When I asked whether there was a version of Ed only he knew, Michael answered without hesitation: “No sunnier human in the world, obvious to us and to people who’ve only just or never met him. No dark side. Psychology had helped erase that, I think, or buffed it smooth.”
Despite the age difference and divergent career arcs, their relationship was intellectually and emotionally symbiotic. “He made me want to be elegant and brainy; I didn’t quite reach that, so it led me to a slightly pastel minimalism,” Michael said. “He made me question my received ideas. He set me free to have sex with whoever I wanted. He vouchsafed my moods when they didn’t wobble off axis. Ultimately, I encouraged him to write more minimalistically, keep up the emotional complexity, and sleep with anyone he wanted to — partly because I wanted to do that too.”
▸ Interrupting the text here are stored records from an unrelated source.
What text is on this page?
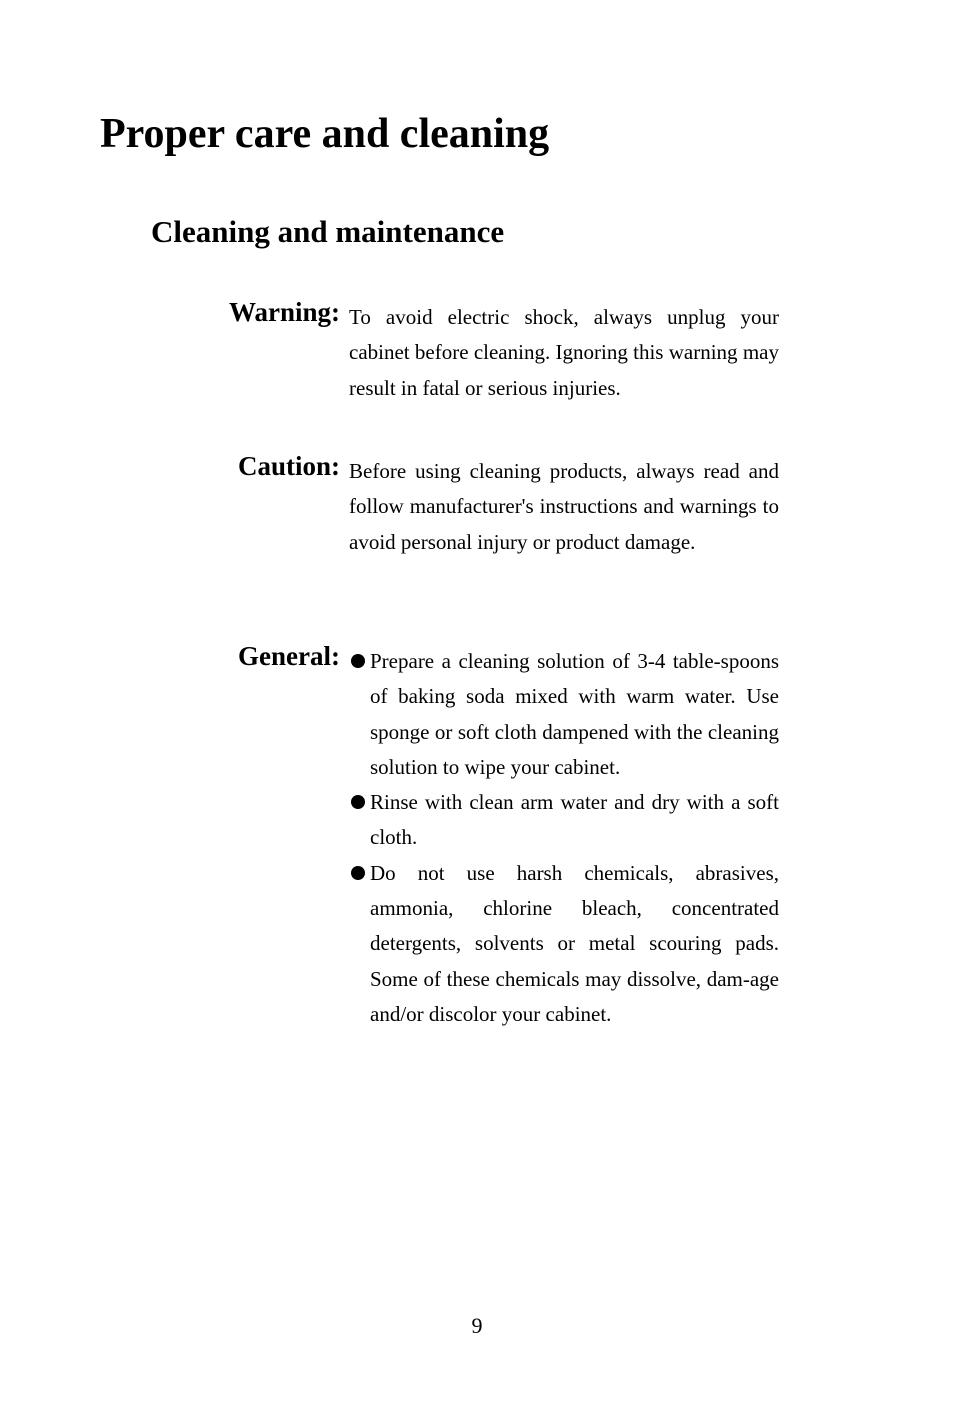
Proper care and cleaning
Cleaning and maintenance
Warning: To avoid electric shock, always unplug your cabinet before cleaning. Ignoring this warning may result in fatal or serious injuries.

Caution: Before using cleaning products, always read and follow manufacturer's instructions and warnings to avoid personal injury or product damage.

General:	Prepare a cleaning solution of 3-4 table-spoons of baking soda mixed with warm water. Use sponge or soft cloth dampened with the cleaning solution to wipe your cabinet.
Rinse with clean arm water and dry with a soft cloth.
Do not use harsh chemicals, abrasives, ammonia, chlorine bleach, concentrated detergents, solvents or metal scouring pads. Some of these chemicals may dissolve, dam-age and/or discolor your cabinet.
9
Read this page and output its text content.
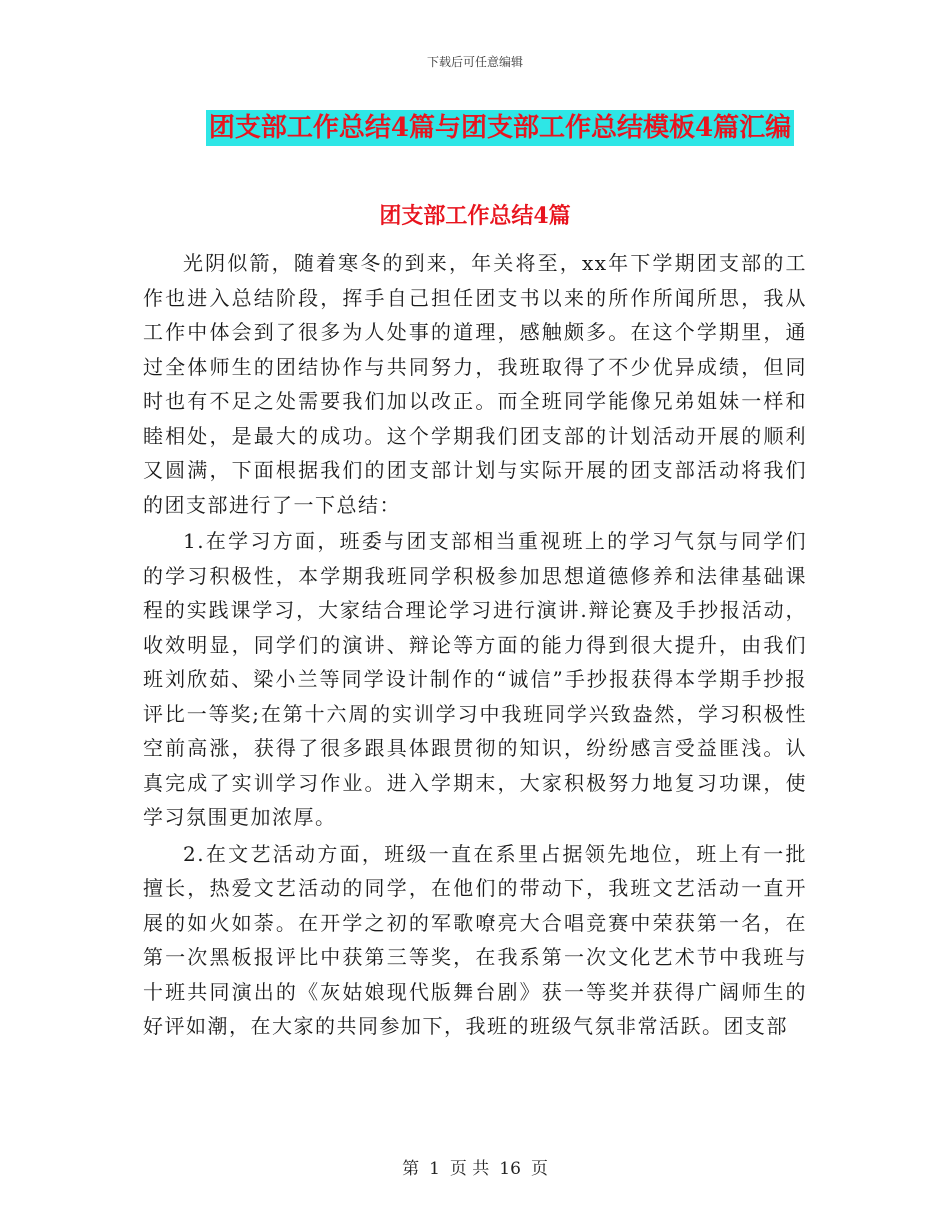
下载后可任意编辑
团支部工作总结4篇与团支部工作总结模板4篇汇编
团支部工作总结4篇

光阴似箭，随着寒冬的到来，年关将至，xx年下学期团支部的工作也进入总结阶段，挥手自己担任团支书以来的所作所闻所思，我从工作中体会到了很多为人处事的道理，感触颇多。在这个学期里，通过全体师生的团结协作与共同努力，我班取得了不少优异成绩，但同时也有不足之处需要我们加以改正。而全班同学能像兄弟姐妹一样和睦相处，是最大的成功。这个学期我们团支部的计划活动开展的顺利又圆满，下面根据我们的团支部计划与实际开展的团支部活动将我们的团支部进行了一下总结：

1.在学习方面，班委与团支部相当重视班上的学习气氛与同学们的学习积极性，本学期我班同学积极参加思想道德修养和法律基础课程的实践课学习，大家结合理论学习进行演讲.辩论赛及手抄报活动，收效明显，同学们的演讲、辩论等方面的能力得到很大提升，由我们班刘欣茹、梁小兰等同学设计制作的“诚信”手抄报获得本学期手抄报评比一等奖;在第十六周的实训学习中我班同学兴致盎然，学习积极性空前高涨，获得了很多跟具体跟贯彻的知识，纷纷感言受益匪浅。认真完成了实训学习作业。进入学期末，大家积极努力地复习功课，使学习氛围更加浓厚。

2.在文艺活动方面，班级一直在系里占据领先地位，班上有一批擅长，热爱文艺活动的同学，在他们的带动下，我班文艺活动一直开展的如火如荼。在开学之初的军歌嘹亮大合唱竞赛中荣获第一名，在第一次黑板报评比中获第三等奖，在我系第一次文化艺术节中我班与十班共同演出的《灰姑娘现代版舞台剧》获一等奖并获得广阔师生的好评如潮，在大家的共同参加下，我班的班级气氛非常活跃。团支部

第 1 页 共 16 页
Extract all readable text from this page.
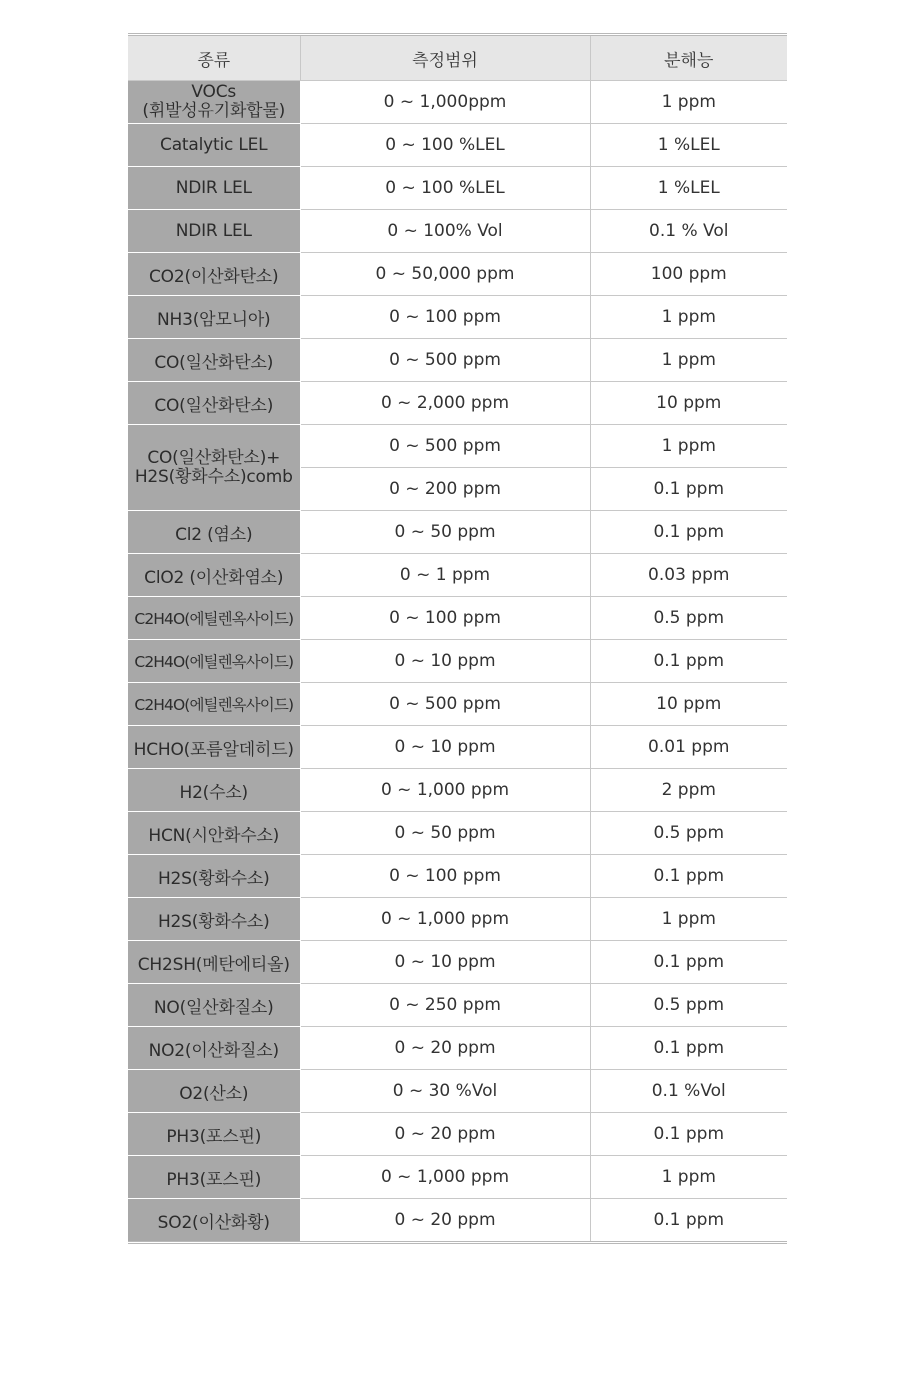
종류	측정범위	분해능

VOCs
(휘발성유기화합물)	0 ~ 1,000ppm	1 ppm
Catalytic LEL	0 ~ 100 %LEL	1 %LEL
NDIR LEL	0 ~ 100 %LEL	1 %LEL
NDIR LEL	0 ~ 100% Vol	0.1 % Vol
CO2(이산화탄소)	0 ~ 50,000 ppm	100 ppm
NH3(암모니아)	0 ~ 100 ppm	1 ppm
CO(일산화탄소)	0 ~ 500 ppm	1 ppm
CO(일산화탄소)	0 ~ 2,000 ppm	10 ppm

CO(일산화탄소)+
H2S(황화수소)comb	0 ~ 500 ppm	1 ppm
	0 ~ 200 ppm	0.1 ppm
Cl2 (염소)	0 ~ 50 ppm	0.1 ppm
ClO2 (이산화염소)	0 ~ 1 ppm	0.03 ppm
C2H4O(에틸렌옥사이드)	0 ~ 100 ppm	0.5 ppm
C2H4O(에틸렌옥사이드)	0 ~ 10 ppm	0.1 ppm
C2H4O(에틸렌옥사이드)	0 ~ 500 ppm	10 ppm
HCHO(포름알데히드)	0 ~ 10 ppm	0.01 ppm
H2(수소)	0 ~ 1,000 ppm	2 ppm
HCN(시안화수소)	0 ~ 50 ppm	0.5 ppm
H2S(황화수소)	0 ~ 100 ppm	0.1 ppm
H2S(황화수소)	0 ~ 1,000 ppm	1 ppm
CH2SH(메탄에티올)	0 ~ 10 ppm	0.1 ppm
NO(일산화질소)	0 ~ 250 ppm	0.5 ppm
NO2(이산화질소)	0 ~ 20 ppm	0.1 ppm
O2(산소)	0 ~ 30 %Vol	0.1 %Vol
PH3(포스핀)	0 ~ 20 ppm	0.1 ppm
PH3(포스핀)	0 ~ 1,000 ppm	1 ppm
SO2(이산화황)	0 ~ 20 ppm	0.1 ppm
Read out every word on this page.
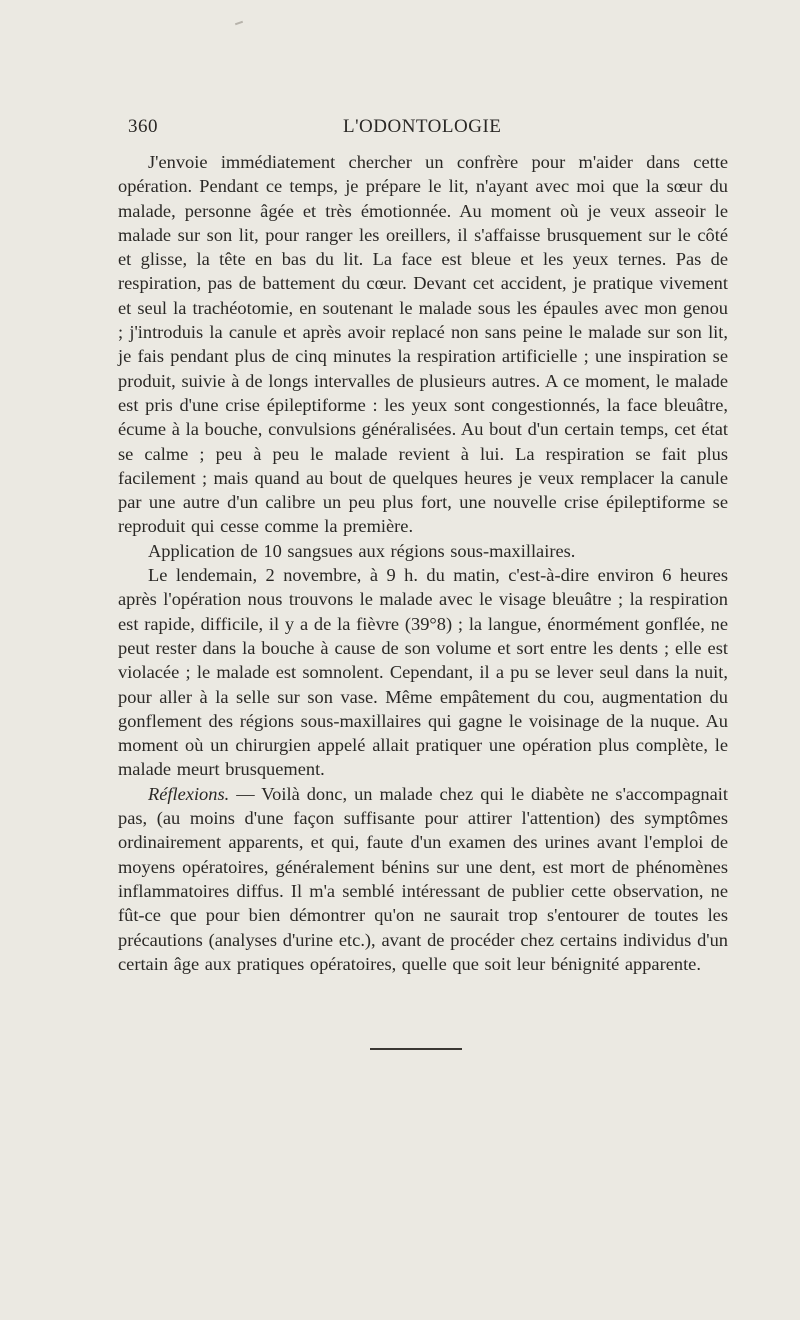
360	L'ODONTOLOGIE

J'envoie immédiatement chercher un confrère pour m'aider dans cette opération. Pendant ce temps, je prépare le lit, n'ayant avec moi que la sœur du malade, personne âgée et très émotionnée. Au moment où je veux asseoir le malade sur son lit, pour ranger les oreillers, il s'affaisse brusquement sur le côté et glisse, la tête en bas du lit. La face est bleue et les yeux ternes. Pas de respiration, pas de battement du cœur. Devant cet accident, je pratique vivement et seul la trachéotomie, en soutenant le malade sous les épaules avec mon genou ; j'introduis la canule et après avoir replacé non sans peine le malade sur son lit, je fais pendant plus de cinq minutes la respiration artificielle ; une inspiration se produit, suivie à de longs intervalles de plusieurs autres. A ce moment, le malade est pris d'une crise épileptiforme : les yeux sont congestionnés, la face bleuâtre, écume à la bouche, convulsions généralisées. Au bout d'un certain temps, cet état se calme ; peu à peu le malade revient à lui. La respiration se fait plus facilement ; mais quand au bout de quelques heures je veux remplacer la canule par une autre d'un calibre un peu plus fort, une nouvelle crise épileptiforme se reproduit qui cesse comme la première.

Application de 10 sangsues aux régions sous-maxillaires.

Le lendemain, 2 novembre, à 9 h. du matin, c'est-à-dire environ 6 heures après l'opération nous trouvons le malade avec le visage bleuâtre ; la respiration est rapide, difficile, il y a de la fièvre (39°8) ; la langue, énormément gonflée, ne peut rester dans la bouche à cause de son volume et sort entre les dents ; elle est violacée ; le malade est somnolent. Cependant, il a pu se lever seul dans la nuit, pour aller à la selle sur son vase. Même empâtement du cou, augmentation du gonflement des régions sous-maxillaires qui gagne le voisinage de la nuque. Au moment où un chirurgien appelé allait pratiquer une opération plus complète, le malade meurt brusquement.

Réflexions. — Voilà donc, un malade chez qui le diabète ne s'accompagnait pas, (au moins d'une façon suffisante pour attirer l'attention) des symptômes ordinairement apparents, et qui, faute d'un examen des urines avant l'emploi de moyens opératoires, généralement bénins sur une dent, est mort de phénomènes inflammatoires diffus. Il m'a semblé intéressant de publier cette observation, ne fût-ce que pour bien démontrer qu'on ne saurait trop s'entourer de toutes les précautions (analyses d'urine etc.), avant de procéder chez certains individus d'un certain âge aux pratiques opératoires, quelle que soit leur bénignité apparente.
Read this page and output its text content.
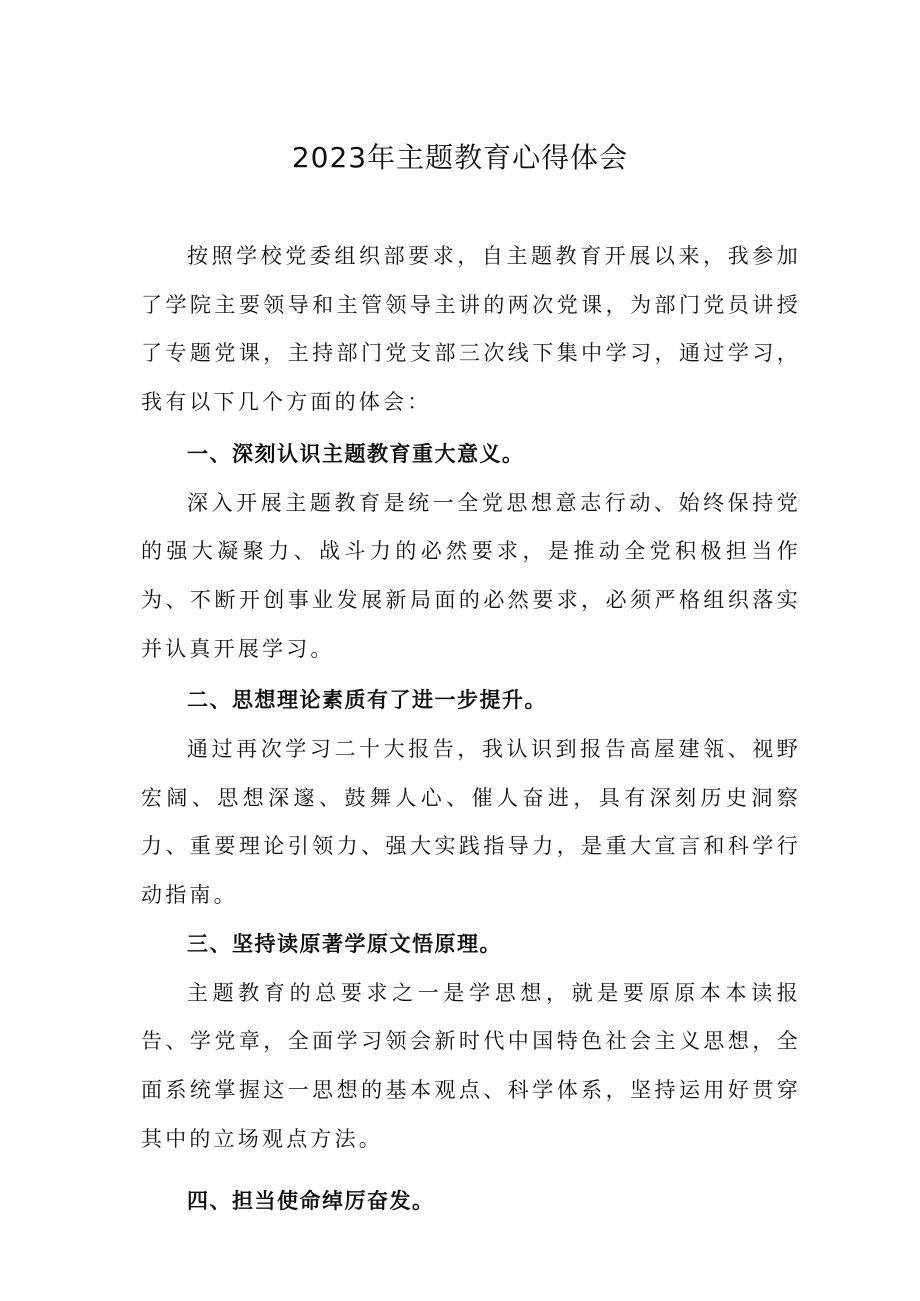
2023年主题教育心得体会

按照学校党委组织部要求，自主题教育开展以来，我参加了学院主要领导和主管领导主讲的两次党课，为部门党员讲授了专题党课，主持部门党支部三次线下集中学习，通过学习，我有以下几个方面的体会：

一、深刻认识主题教育重大意义。

深入开展主题教育是统一全党思想意志行动、始终保持党的强大凝聚力、战斗力的必然要求，是推动全党积极担当作为、不断开创事业发展新局面的必然要求，必须严格组织落实并认真开展学习。

二、思想理论素质有了进一步提升。

通过再次学习二十大报告，我认识到报告高屋建瓴、视野宏阔、思想深邃、鼓舞人心、催人奋进，具有深刻历史洞察力、重要理论引领力、强大实践指导力，是重大宣言和科学行动指南。

三、坚持读原著学原文悟原理。

主题教育的总要求之一是学思想，就是要原原本本读报告、学党章，全面学习领会新时代中国特色社会主义思想，全面系统掌握这一思想的基本观点、科学体系，坚持运用好贯穿其中的立场观点方法。

四、担当使命绰厉奋发。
Fully open, it was a committed relationship that defied conventional categories. Ed once described it as “probably like an 18th-century marriage in France.” Michael elaborated: “It means marriage with strong emotion — or at least a tolerance for one another — but no sex; sex with others. I think.”
That freedom, though, was always anchored in deep devotion and care — and a mutual understanding that went far beyond art, philosophy, or sex. “He believed in freedom and desire,” Michael said, “and the two’s relationship.”
When I asked what all the essays and articles hadn’t yet captured, Michael paused. “Maybe that his writing was tightly knotted, but that his true personality was vulnerable, and that he had the defense mechanisms of cheer and optimism to conceal that vulnerability. But it was in his eyes.”
The moment that captured who Ed was to him came at the end. “When he was dying, his second-to-last sentence (garbled then repeated) was, ‘Don’t forget to pay Merci,’ the cleaning lady coming the next day. We had had a rough day, and I was popping off like a coach or dad about getting angry at his weakness and pushing through it. He took it almost like a pack mule.”
Edmund White’s work shaped generations — it gave us language for desire, shame, wit, and liberation. But what lingers just as powerfully is the extraordinary life Ed lived with a man who saw him not only as a literary giant but as a real person: sunny, complex, vulnerable, generous.
In the end, Ed’s final words to his husband weren’t about his books or his legacy. They were about care, decency, and love. “You’re good,” he told Michael—a benediction, a farewell, maybe even a thank-you.
And now, as the world celebrates the prolific writer and cultural icon Edmund White, it feels just as important to remember the man and the person who knew him best. Not just the story but the characters who stayed to see it through to the end.